剣の先端をこちらに向けたまま、腕を伸ばしてくる。
狙いもスピードも申し分ない。
ただ、相手が悪かった。
相手の剣はまっすぐヒットしたが、赤く1と出ただけであった。
わずか一瞬で体力を示す数字は元に戻り、反対してスタミナを示す数字は減った。
ログアウト。
地面に長く靴の後を残しながら180度反転する。
先ほど背後から迫って来ていた敵に向かって再度突進する。
「こいつまぢでチー……
まっすぐ口を貫いた。
ログアウト
「戦闘中にしゃべってたら舌かむぜ?」
魔法を溜めながら言い放つ。
近くには誰もいなかったが。
あそこにいるのは四人の魔法職か。
先ほど見えた魔法の光ははるかに大きな魔方陣を形成していた。
――――間に合え!
光弾が放たれるのと、その魔方陣が役割を終えるのとほぼ同時だった。
こちらの攻撃は緩やかに追尾し、四人を現実送りにした。
後二人!
と、唐突に空が暗くなる。
空には巨岩が浮かんでいた。
ただの岩ではない、巨大な一つの無機質な顔がこちらを向いている。
動くはずのない石つくりの目玉がこちらをとらえた。
と
何の予兆もなく目からレーザーが降り注ぐ。
――――よけきれない!
連続したダメージらしく赤い数字が何度も目の前に現れては消えた。
だが、チートの前では無力!
確かに減ったが、次がヒットするよりも早く全快する。
しかし敵はそれだけではない。
唐突に背中を刺された。
反撃しようにも、レーザーによるわずかな怯み効果が襲い続ける。
「っぐっ!」
ザクザクと何度も貫かれる。
数字的には1だが、かなりつらい。
何かが目の前にいる。
案山子!?
にやけたその表情は、どうすることもできない俺を嘲笑いに来たのかのようだ。
唐突にそれの頭は弾け飛び、先端に針のついた鎖が飛び出す。
避けることが叶わない俺の身体にあっさりと突き刺さる。
更に地面から飛び出す二本の鎖。
首のすぐ下、そして両足に当たる。
「チートなんて使ってんじゃねぇ。
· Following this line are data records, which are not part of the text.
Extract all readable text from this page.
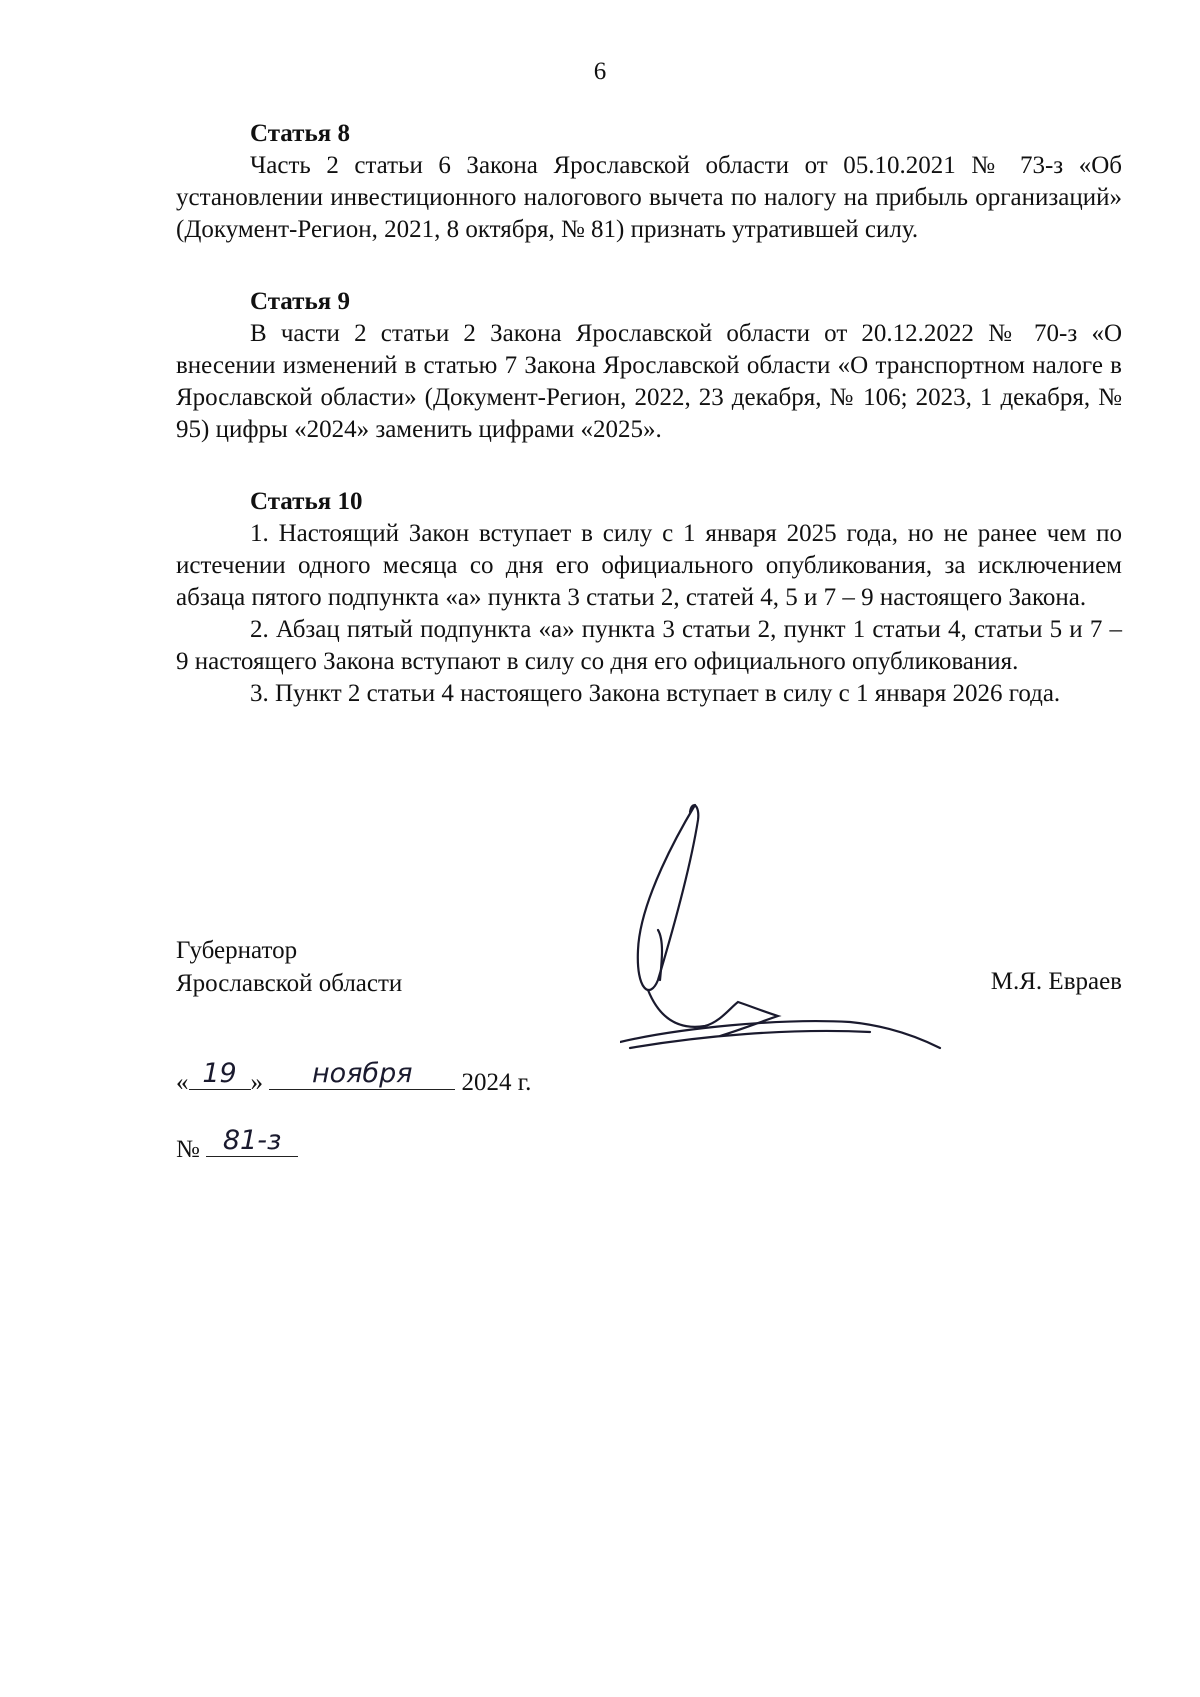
6
Статья 8

Часть 2 статьи 6 Закона Ярославской области от 05.10.2021 № 73-з «Об установлении инвестиционного налогового вычета по налогу на прибыль организаций» (Документ-Регион, 2021, 8 октября, № 81) признать утратившей силу.

Статья 9

В части 2 статьи 2 Закона Ярославской области от 20.12.2022 № 70-з «О внесении изменений в статью 7 Закона Ярославской области «О транспортном налоге в Ярославской области» (Документ-Регион, 2022, 23 декабря, № 106; 2023, 1 декабря, № 95) цифры «2024» заменить цифрами «2025».

Статья 10

1. Настоящий Закон вступает в силу с 1 января 2025 года, но не ранее чем по истечении одного месяца со дня его официального опубликования, за исключением абзаца пятого подпункта «а» пункта 3 статьи 2, статей 4, 5 и 7 – 9 настоящего Закона.

2. Абзац пятый подпункта «а» пункта 3 статьи 2, пункт 1 статьи 4, статьи 5 и 7 – 9 настоящего Закона вступают в силу со дня его официального опубликования.

3. Пункт 2 статьи 4 настоящего Закона вступает в силу с 1 января 2026 года.

Губернатор
Ярославской области	М.Я. Евраев
« 19 »	ноября	2024 г.
№ 81-з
」
案山子ではない。
その後ろから新たな人影。
「ここまで自力で来れたら、俺がなんだって教えてやった。」
「俺だけじゃない。」
「あいつらだって、お前と楽しくやりたかったんだ。」
ゆっくりと、何も武器を持たずに近づいてくる。
もう一人の方も攻撃をやめた。
「確かにこのゲームは難易度が高いけどな、俺らはちゃんと普通にやってここにいるんだよ!」
「それをお前は!!」
怒りを正面から受け止める。
天井からのレーザーは細くなり消えた。
巨岩は空へと消えた。
「なぁ、何とかいえよ!!」
Logout
二つのこの単語が宙にむなしく揺れていた。
(TEAM BLUE WIN)
このエリアに来た時を逆に再生するように元の街へと戻ってきた。
一人でどうにかするしかない。
そう決心し、ノイズが走る体のままどこかへと消えた。